What I Hate About My Novel

Another exercise from my undergrad days (last week’s post was also a writing exercise from one of my first writing professors). Back then, I was working on my undergrad thesis piece, also about motherhood, and I found it incredibly frustrating at times, mainly because I felt whatever progress I made was useless and not good enough for a variety of reasons. So my thesis adviser told me to write about the writing. By free-writing everything I hated about the work, even asking questions or brainstorming about the plot as I went, the hopes were that I would get some direction.

I eventually finished my thesis. Maybe I’ll find and post a draft of it some day providing it survived the great motherboard disaster of 2015. Hopefully one day I’ll finish this novel?

Image of yellow crumpled papers in and outside a gray wire wastebasket
Photo by Steve Johnson on Unsplash

I hate how long I’ve been working on it.

I hate that I picked a topic that I can’t relate to and won’t ever relate to, and now I have to actively research and doubt myself at every step of the way for fear that what I write is inaccurate. I hate that I don’t know my character inside and out like I was advised to, like I would want to, which makes writing her incredibly difficult.

I hate that I have to travel back in time to a place I don’t know very well to write about a topic I know nothing about. I hate that I have to get to know my main character, her sister, the relationship she has with her mother and the relationship she has with herself before I can start writing. I hate how this story is keeping me from another one I actually want to write about, one I can actually relate to. 

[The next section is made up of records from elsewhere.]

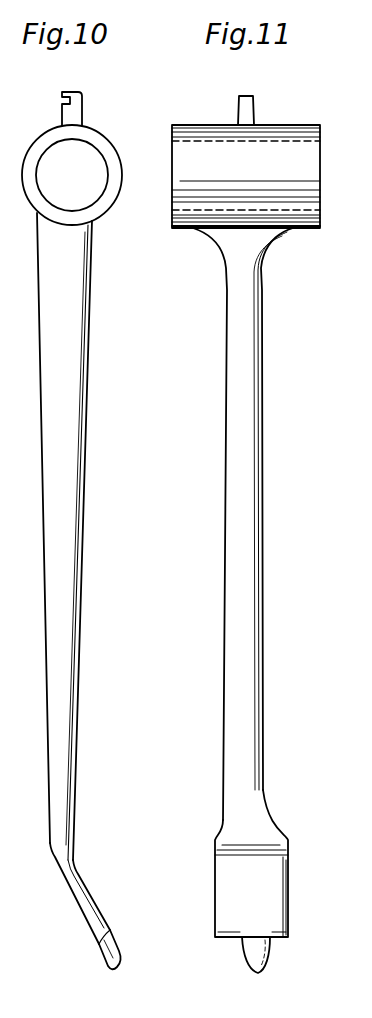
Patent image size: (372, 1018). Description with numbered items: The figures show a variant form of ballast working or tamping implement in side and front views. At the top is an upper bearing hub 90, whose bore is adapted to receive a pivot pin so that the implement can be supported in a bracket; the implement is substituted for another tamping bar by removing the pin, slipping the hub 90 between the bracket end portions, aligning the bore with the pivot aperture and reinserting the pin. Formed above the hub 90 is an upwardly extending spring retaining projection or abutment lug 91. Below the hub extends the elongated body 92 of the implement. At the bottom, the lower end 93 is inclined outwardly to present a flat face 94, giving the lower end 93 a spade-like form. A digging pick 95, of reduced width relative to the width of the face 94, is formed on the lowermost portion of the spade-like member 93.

In FIG. 10, the upper hub 90 is at (100, 203).
In FIG. 11, the upper hub 90 is at (208, 196).
In FIG. 10, the spring retaining projection or abutment lug 91 is at (81, 108).
In FIG. 11, the spring retaining projection or abutment lug 91 is at (254, 101).
In FIG. 10, the elongated body 92 is at (77, 498).
In FIG. 11, the elongated body 92 is at (256, 491).
In FIG. 10, the lower end 93 is at (83, 883).
In FIG. 11, the lower end 93 is at (214, 886).
In FIG. 11, the flat face 94 is at (263, 889).
In FIG. 10, the digging pick 95 is at (118, 947).
In FIG. 11, the digging pick 95 is at (270, 958).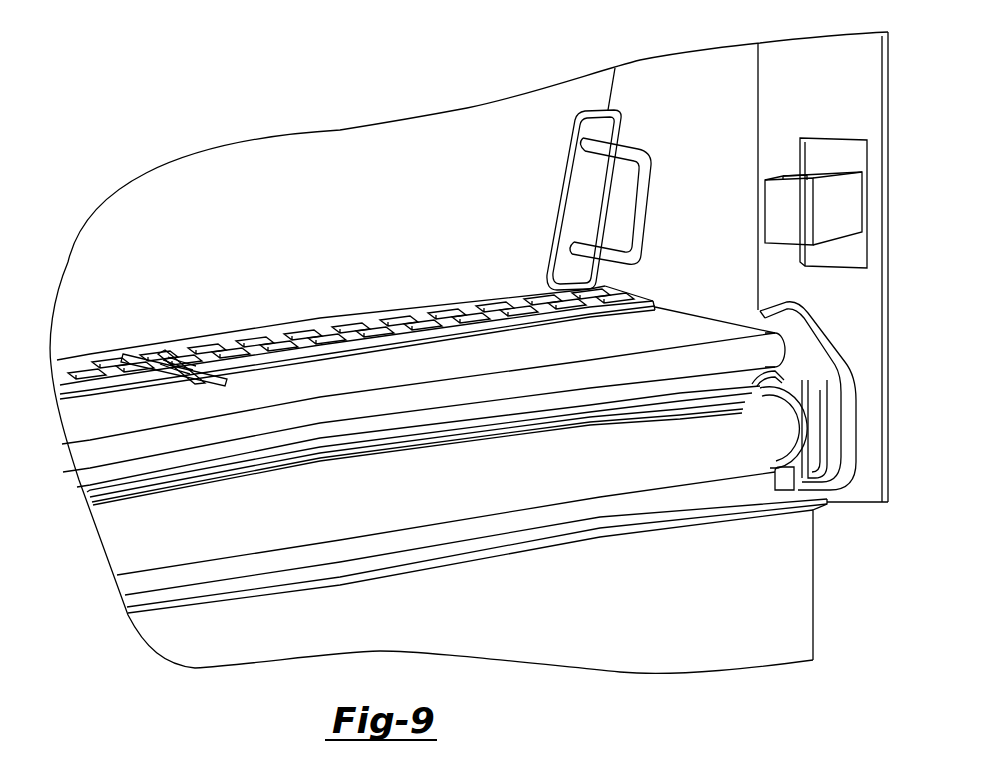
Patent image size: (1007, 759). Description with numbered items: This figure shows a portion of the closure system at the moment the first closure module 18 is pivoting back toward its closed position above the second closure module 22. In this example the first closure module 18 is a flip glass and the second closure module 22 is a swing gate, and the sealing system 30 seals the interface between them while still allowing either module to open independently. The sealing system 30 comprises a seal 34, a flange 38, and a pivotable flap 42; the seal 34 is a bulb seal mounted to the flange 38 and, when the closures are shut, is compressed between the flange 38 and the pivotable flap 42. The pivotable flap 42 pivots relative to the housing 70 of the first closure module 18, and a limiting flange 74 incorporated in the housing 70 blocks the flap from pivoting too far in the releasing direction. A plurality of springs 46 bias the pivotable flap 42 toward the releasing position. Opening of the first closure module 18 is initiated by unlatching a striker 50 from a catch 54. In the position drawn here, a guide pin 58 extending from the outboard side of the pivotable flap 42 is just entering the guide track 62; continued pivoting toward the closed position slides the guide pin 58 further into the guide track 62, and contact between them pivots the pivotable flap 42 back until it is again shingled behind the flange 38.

The first closure module 18 is at (384, 173).
The second closure module 22 is at (772, 592).
The sealing system 30 is at (153, 533).
The seal 34 is at (613, 467).
The flange 38 is at (713, 390).
The pivotable flap 42 is at (680, 327).
The springs 46 is at (174, 356).
The striker 50 is at (637, 203).
The catch 54 is at (835, 212).
The guide pin 58 is at (785, 348).
The guide track 62 is at (843, 442).
The housing 70 is at (455, 310).
The limiting flange 74 is at (322, 356).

I hate that I can’t picture my character or the story when I sit down to write, when the blank page is staring at me or when yesterday’s word count fluctuates 100 words out as I type and delete, type and delete, type and delete… I hate how I can’t organize my thoughts around the plot, how every attempt at structure feels wrong.

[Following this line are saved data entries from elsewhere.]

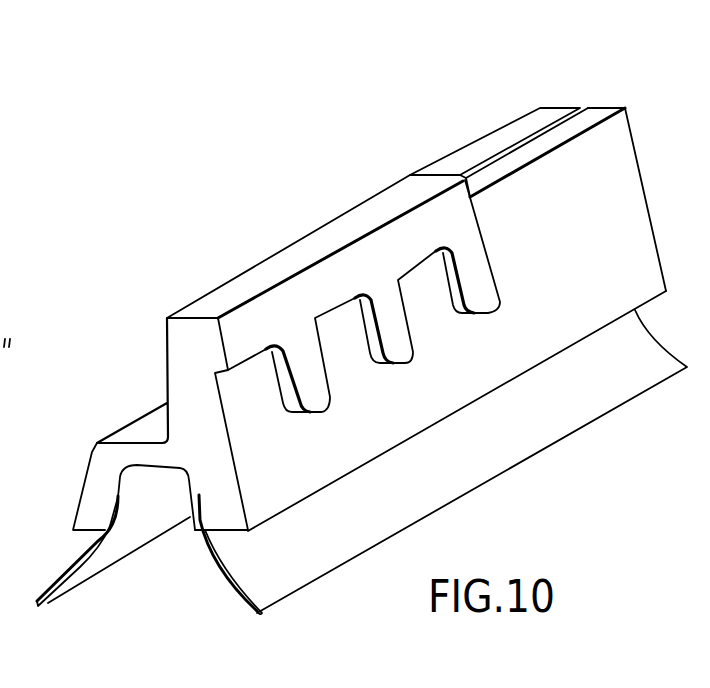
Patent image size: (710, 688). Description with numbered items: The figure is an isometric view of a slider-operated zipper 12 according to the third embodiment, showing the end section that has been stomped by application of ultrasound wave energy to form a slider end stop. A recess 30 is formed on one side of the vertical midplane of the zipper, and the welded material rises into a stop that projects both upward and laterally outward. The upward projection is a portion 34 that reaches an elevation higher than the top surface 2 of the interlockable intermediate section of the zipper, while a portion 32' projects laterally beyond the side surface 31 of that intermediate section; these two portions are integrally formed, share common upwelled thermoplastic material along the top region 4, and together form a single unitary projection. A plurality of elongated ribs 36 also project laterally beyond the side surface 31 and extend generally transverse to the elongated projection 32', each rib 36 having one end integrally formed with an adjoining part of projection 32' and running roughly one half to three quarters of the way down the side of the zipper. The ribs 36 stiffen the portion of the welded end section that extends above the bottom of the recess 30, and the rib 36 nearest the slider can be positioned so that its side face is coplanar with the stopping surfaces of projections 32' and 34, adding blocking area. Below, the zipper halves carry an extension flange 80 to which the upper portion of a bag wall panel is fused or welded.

The bracket assembly 12 is at (533, 97).
The upper edge 2 is at (590, 108).
The top strip / hem 4 is at (498, 142).
The side surface 31 is at (620, 187).
The recess 30 is at (138, 360).
The laterally projecting portion 32' is at (318, 246).
The upwardly projecting portion 34 is at (232, 290).
The elongated ribs 36 is at (308, 377).
The extension flange 80 is at (72, 572).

But mostly, I hate how this story is so hard to write now. Where I once had direction, purpose and drive, now I have a blinking cursor and white space. Besides a woman who wants to carry and love the two babies growing inside her, who is she? Is she a vegetarian? Does she have an aversion to seafood? Does she hate the smell of cinnamon but craves pumpkin spiced lattes when she’s pregnant? Does she love bagels and lox but can’t stand the smell of dairy during her second trimester? I need to know this person as well as I know myself, so that narration comes as easy as writing a diary entry, and description becomes clear, concise and impactful.

The story now feels empty, kind of like my main character. Empty of importance, of reader appeal, of substance. She’s just an empty shell until I get to know her. Writing this story doesn’t feel like a shout into the void necessarily, but mostly like there’s no point in writing the story because it’s not important. I don’t doubt my writing (not on good days, anyway), and I don’t doubt that it won’t be one of the first stories told on the topic, but I have doubts about whether it will turn out successful. I’m so desperate to finish it, that I’m afraid once it’s finally done it won’t even be good. Kind of like when you’re in a crowded bar, desperately waiting for a drink, and when the busy bartender finally makes it to you, your beer is warm, flat and the bartender clocks out.

The story feels empty of not only substance and importance, but of appeal. If for me, the writer, the story doesn’t have that initial attraction, the attraction that made me want and need to write it in the first place, will it have any appeal for the reader? It is my job to create that appeal, but I hate that it’s such a hard story to write now that I don’t know how to keep going.